According to the latest housing sales figures from the Real Estate Institute of New Zealand (REINZ), the median price for New Zealand homes sold in July was $416,000, down 2.6 percent from June. Conditions were far from even around the country, however, with the overheated Auckland region recording a median price of $610,000, $10,000 higher than the month before and 10.5 percent higher than last year. Taranaki, Otago, and Southland also bucked the national trend by recording monthly price gains in July.
The rest of New Zealand didn't fare so well, however, with prices in Wellington and Christchurch both down over the month. The median house price was $380,000 in Wellington, down 1.3 percent for the month. House prices in Christchurch were down 5.4 percent to $407,250, a significant decrease which saw annual growth drop to 4.4 percent. The disparity between price growth in Auckland and the rest of New Zealand has led to mixed analysis, with Westpac interpreting new signs of life in the REINZ data and ASB suggesting stabilisation.
"Both we and the Reserve Bank have been expecting an upturn in the housing market over the second half of this year," said Westpac senior economist Michael Gordon, adding "Net immigration is approaching record highs, banks are utilising more of the high-LVR loan limit, and some popular mortgage rates are actually lower now than they were before the first OCR hike in March... The July figures are consistent with that view, but at this stage it's too soon to tell whether the upturn will resemble our modest expectation (with annual house price growth slowing to 4.5% by year end) or the RBNZ's more bullish view (with prices re-accelerating to 6.5% a year)."
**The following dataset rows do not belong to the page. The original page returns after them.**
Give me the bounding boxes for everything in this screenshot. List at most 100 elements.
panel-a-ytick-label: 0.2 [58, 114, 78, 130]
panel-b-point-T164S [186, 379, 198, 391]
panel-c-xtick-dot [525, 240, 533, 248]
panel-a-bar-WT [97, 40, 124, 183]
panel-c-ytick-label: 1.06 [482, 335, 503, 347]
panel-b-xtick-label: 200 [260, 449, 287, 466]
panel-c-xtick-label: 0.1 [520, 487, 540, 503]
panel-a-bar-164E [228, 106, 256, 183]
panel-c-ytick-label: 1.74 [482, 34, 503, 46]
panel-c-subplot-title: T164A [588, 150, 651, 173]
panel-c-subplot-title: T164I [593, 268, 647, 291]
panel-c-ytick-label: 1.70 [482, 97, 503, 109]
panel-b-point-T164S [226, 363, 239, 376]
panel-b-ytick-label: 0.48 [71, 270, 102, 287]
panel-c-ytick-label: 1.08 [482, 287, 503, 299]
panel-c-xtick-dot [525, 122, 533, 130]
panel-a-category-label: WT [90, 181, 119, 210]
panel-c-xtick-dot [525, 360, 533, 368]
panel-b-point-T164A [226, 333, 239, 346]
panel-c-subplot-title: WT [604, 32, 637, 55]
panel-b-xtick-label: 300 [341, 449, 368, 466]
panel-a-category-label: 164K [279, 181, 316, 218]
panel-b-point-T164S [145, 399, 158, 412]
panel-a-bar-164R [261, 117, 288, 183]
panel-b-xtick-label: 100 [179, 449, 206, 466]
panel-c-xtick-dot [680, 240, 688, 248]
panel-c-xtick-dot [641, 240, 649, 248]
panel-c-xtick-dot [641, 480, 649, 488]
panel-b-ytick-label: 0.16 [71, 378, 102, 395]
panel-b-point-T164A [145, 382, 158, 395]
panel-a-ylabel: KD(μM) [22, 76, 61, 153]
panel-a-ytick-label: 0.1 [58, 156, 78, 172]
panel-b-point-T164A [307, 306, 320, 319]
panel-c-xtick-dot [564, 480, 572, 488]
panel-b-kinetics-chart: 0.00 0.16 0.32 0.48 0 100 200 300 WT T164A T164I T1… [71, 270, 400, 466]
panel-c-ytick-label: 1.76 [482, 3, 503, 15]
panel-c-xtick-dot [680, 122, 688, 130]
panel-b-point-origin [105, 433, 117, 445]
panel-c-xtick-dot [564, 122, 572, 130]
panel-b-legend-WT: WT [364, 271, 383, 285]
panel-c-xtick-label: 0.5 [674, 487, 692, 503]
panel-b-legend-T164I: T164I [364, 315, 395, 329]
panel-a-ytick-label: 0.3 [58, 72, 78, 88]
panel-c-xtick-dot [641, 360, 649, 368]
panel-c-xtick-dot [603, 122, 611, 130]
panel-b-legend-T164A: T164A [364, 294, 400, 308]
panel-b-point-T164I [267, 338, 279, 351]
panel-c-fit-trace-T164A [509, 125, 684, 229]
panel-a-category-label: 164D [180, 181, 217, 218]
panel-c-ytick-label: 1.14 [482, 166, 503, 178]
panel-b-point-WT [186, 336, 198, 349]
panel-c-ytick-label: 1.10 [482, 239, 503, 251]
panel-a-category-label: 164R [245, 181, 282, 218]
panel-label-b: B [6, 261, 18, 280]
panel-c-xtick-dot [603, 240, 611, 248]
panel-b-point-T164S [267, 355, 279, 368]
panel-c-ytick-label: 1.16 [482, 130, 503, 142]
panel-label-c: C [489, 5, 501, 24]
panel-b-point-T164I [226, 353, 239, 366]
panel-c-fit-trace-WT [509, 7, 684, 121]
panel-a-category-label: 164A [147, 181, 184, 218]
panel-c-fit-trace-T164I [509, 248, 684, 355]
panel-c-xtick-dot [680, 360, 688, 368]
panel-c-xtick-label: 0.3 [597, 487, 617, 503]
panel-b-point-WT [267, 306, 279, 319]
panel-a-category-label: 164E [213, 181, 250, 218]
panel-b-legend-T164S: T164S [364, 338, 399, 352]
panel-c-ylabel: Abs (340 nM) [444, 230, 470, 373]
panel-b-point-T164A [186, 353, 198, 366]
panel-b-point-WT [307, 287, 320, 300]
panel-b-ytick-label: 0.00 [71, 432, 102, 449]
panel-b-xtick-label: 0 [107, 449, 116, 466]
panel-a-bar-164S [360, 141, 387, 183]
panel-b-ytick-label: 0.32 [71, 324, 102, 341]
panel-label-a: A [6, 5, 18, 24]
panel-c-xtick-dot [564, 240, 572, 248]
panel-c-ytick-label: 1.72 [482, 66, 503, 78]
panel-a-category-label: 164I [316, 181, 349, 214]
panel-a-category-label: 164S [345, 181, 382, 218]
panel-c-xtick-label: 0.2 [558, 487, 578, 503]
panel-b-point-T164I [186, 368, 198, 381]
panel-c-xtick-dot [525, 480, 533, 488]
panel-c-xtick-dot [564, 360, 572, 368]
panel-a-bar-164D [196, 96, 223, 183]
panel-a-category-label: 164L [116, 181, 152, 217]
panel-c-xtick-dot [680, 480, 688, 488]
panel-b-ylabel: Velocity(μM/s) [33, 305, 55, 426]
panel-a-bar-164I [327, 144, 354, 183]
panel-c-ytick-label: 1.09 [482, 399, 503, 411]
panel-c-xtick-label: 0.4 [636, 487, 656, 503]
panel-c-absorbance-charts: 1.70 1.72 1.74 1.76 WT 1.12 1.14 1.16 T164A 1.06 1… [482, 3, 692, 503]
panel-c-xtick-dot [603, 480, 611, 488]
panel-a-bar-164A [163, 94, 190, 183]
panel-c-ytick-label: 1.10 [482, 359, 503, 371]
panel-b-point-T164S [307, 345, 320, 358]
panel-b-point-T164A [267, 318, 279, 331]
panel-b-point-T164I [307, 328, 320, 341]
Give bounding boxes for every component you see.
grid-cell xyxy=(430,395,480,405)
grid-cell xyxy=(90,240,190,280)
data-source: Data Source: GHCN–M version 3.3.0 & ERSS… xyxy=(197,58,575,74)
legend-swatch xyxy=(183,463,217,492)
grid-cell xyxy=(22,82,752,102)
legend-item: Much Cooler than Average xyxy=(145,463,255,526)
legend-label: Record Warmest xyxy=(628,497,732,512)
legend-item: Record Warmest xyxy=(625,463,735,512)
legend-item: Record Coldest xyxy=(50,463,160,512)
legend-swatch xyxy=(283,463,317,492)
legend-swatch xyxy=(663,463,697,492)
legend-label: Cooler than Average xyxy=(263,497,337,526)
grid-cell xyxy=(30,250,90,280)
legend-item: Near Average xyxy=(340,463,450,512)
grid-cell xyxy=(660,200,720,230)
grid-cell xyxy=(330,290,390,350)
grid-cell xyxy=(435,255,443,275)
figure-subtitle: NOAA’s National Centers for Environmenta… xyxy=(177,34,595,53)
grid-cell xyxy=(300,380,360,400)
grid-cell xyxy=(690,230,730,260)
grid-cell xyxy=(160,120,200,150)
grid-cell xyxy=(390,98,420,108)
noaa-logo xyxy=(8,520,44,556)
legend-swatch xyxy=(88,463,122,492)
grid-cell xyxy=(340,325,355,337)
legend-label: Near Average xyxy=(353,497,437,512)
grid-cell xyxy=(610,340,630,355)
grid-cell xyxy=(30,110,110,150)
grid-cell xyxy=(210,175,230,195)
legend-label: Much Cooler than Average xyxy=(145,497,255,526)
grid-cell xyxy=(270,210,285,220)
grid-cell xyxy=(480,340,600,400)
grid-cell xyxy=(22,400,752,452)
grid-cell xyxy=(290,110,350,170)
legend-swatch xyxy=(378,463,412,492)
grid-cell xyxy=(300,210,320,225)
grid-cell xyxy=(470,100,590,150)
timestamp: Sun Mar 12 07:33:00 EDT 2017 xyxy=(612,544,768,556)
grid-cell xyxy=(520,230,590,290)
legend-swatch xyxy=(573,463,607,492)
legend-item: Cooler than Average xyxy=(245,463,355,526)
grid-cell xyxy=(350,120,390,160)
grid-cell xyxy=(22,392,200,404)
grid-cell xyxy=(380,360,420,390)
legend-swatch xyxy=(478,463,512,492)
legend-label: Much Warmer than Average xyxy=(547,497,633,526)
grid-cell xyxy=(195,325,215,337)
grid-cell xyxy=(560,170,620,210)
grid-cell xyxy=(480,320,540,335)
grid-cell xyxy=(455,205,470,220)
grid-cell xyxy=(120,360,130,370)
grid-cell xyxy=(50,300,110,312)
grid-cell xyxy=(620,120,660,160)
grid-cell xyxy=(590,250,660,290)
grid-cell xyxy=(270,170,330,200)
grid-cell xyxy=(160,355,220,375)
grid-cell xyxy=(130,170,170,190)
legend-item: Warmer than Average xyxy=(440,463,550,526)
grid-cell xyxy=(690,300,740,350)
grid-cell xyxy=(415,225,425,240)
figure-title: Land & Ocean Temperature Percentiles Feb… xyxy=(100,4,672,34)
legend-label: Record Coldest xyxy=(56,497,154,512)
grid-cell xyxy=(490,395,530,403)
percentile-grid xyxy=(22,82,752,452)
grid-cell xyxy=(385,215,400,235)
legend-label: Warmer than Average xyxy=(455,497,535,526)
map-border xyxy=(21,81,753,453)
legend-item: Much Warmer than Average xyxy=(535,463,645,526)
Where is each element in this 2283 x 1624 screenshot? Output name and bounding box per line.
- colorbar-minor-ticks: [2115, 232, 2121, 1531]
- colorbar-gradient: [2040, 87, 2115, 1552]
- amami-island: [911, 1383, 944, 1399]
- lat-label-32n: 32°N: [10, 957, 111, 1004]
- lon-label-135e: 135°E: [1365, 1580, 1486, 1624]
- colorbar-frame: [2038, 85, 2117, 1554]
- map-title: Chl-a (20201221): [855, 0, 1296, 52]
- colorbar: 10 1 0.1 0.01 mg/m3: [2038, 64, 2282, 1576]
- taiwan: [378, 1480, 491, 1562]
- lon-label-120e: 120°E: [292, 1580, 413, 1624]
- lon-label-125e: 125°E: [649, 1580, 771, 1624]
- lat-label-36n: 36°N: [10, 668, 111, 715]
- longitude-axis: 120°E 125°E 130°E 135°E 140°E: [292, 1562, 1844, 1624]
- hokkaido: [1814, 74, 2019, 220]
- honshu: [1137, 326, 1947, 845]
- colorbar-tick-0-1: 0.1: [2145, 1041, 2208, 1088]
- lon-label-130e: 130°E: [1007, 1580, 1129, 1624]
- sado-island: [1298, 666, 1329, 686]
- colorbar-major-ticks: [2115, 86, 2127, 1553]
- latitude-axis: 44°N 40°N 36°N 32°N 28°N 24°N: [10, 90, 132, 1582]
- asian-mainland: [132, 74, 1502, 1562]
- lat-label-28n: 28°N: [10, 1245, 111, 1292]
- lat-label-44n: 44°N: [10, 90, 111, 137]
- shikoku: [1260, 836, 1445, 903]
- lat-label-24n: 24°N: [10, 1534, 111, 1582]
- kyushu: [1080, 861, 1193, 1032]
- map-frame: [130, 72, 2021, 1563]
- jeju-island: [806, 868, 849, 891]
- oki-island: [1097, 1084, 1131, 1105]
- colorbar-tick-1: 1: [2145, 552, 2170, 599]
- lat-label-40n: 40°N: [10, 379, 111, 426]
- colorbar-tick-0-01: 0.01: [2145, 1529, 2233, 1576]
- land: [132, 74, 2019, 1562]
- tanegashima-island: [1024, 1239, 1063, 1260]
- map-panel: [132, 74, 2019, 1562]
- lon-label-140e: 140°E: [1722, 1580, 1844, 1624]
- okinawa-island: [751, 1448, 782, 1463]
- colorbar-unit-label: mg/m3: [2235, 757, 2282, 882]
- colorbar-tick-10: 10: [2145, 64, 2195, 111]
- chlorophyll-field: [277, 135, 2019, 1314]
ASB senior economist Chris Tennent-Brown was not quite as positive, however, saying the latest data represents stability after a period of easing rather than a pause for new growth: "Overall, we think the data over the last couple of months suggest sales activity has stabilised at a lower level than late last year, rather than being poised to re-accelerate... House price growth is likely to be slower than the RBNZ expected in its June Monetary Policy Statement."
REINZ data for sales volumes and days to sell were also mixed, with 5,893 house sales in July, up 2.3 percent over the month but down 13 percent over the year. While the number of days needed to sell a property declined from 39 in June to 37 in July, it was still more than the 35 days recorded in July last year. According to REINZ chief executive Helen O'Sullivan, "Sales volumes picked up a little in July compared to last month but this is about in line with the normal seasonal pattern... Rising interest rates and the forthcoming election are probably also influencing buyer behaviour."